Dr Mitchell raises two interesting issues: (1) the way we calculated results of the screening procedure, in particular the number needed to screen to treat one additional patient; and (2) the PHQ–9 as a screening instrument.
As Dr Mitchell mentions, our study was indeed a screening implementation study. We wanted to learn whether screening in high-risk groups could detect a substantial number of so far not detected and treatable patients with depression. For this we conducted a pragmatic study and determined the gain of a stepped care screening (and treatment) programme in real practice, with real doctors and real patients. A GP who wants to screen his patients can read what to expect. Failures (refusals, no-shows, misclassifications) are inherent to such conditions and should be incorporated in the calculations.
We defined our target population and included patients (n = 2005) from the GPs' medical files and surgery. Our screening cascade showed 17 new patients that could be treated for depression.

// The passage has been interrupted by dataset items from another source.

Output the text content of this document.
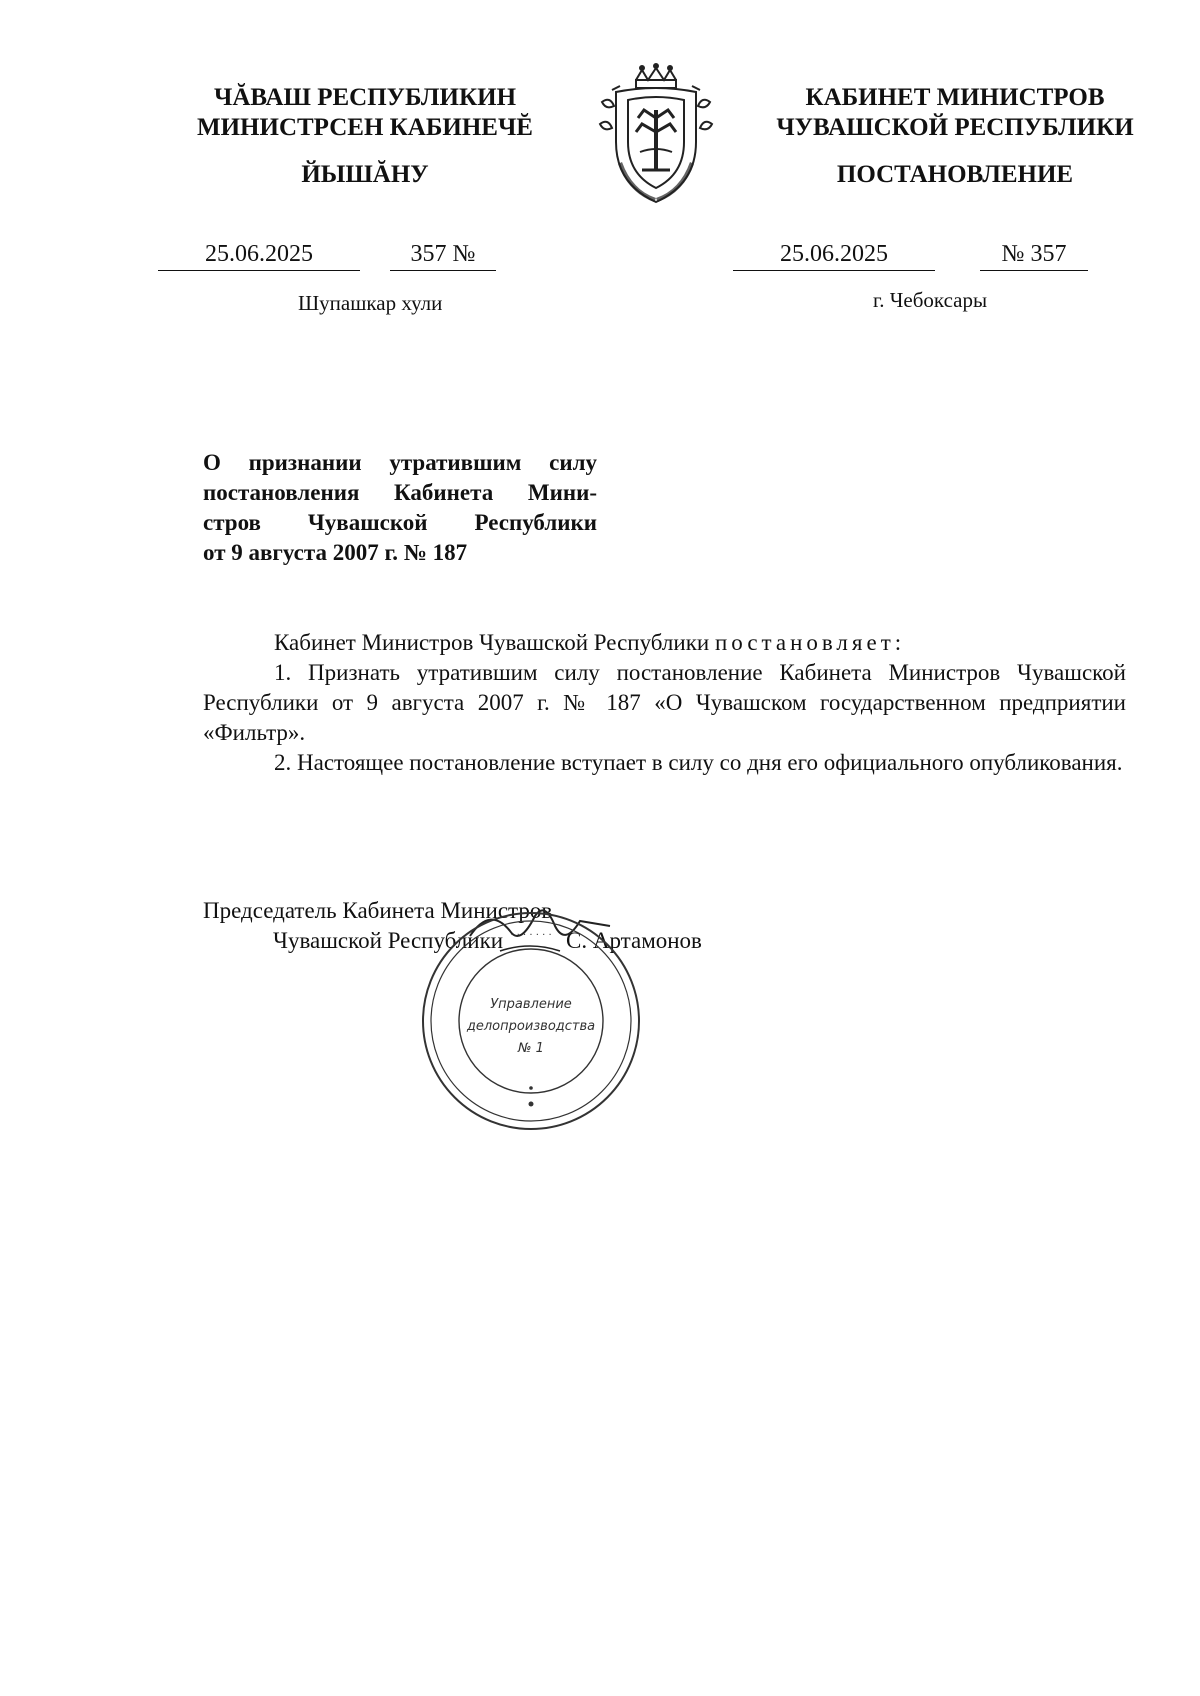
ЧĂВАШ РЕСПУБЛИКИН
МИНИСТРСЕН КАБИНЕЧĔ
ЙЫШĂНУ
КАБИНЕТ МИНИСТРОВ
ЧУВАШСКОЙ РЕСПУБЛИКИ
ПОСТАНОВЛЕНИЕ
25.06.2025	357 №	25.06.2025	№ 357
Шупашкар хули	г. Чебоксары
О признании утратившим силу
постановления Кабинета Мини-
стров Чувашской Республики
от 9 августа 2007 г. № 187

Кабинет Министров Чувашской Республики постановляет:

1. Признать утратившим силу постановление Кабинета Министров Чувашской Республики от 9 августа 2007 г. № 187 «О Чувашском государственном предприятии «Фильтр».

2. Настоящее постановление вступает в силу со дня его официального опубликования.

Председатель Кабинета Министров
Чувашской Республики	С. Артамонов
· · · · · · ·
Управление
делопроизводства
№ 1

Perhaps this calculation is a bit optimistic because treatment was directly available without costs, which is not always the case.
Dr Mitchell makes a comparison with a drug trial. Unfortunately, we do not think this comparison makes the interpretation of our data easier. We consider as our screen the PHQ and use the SCID as the reference diagnostic standard. So the 780 patients who returned the PHQ and gave informed consent form the screened population. From there we count downwards to the number of detected cases and upwards to the number needed to be invited for the screening to be able to screen those 780 patients.
There can be discussion about the way we corrected for patients that did not adhere to the programme. We presented each step (with number of people who refused, did not attend and the reasons therefore), so that readers can make their own judgements, as Dr Mitchell has done. However, we disagree with his interpretation. If we use his analogy of a drug trial, then an intention-to-treat analysis is the best analysis. That means that non-adherence should be incorporated in the number needed to treat (or screen). Starting the analysis with the number of patients that completed the SCID (as Dr Mitchell does) provides the GPs with the number of patients they have to see, after a pre-screen with the PHQ–9.
It is correct that the PHQ–9 misses some cases, although not as many as Dr Mitchell supposes. We used the PHQ–9 in the screening mode (a cut off score of 10) and not in the diagnostic mode (algorithm). Sensitivity of the screening mode is 0.93, not 0.77. 1 However, a GP who uses the PHQ–9 will follow the results of the screening and invite patients with a positive score for clinical evaluation, thus also missing patients with a score below threshold. We unfortunately do not have SCID data of those who scored negative on the PHQ.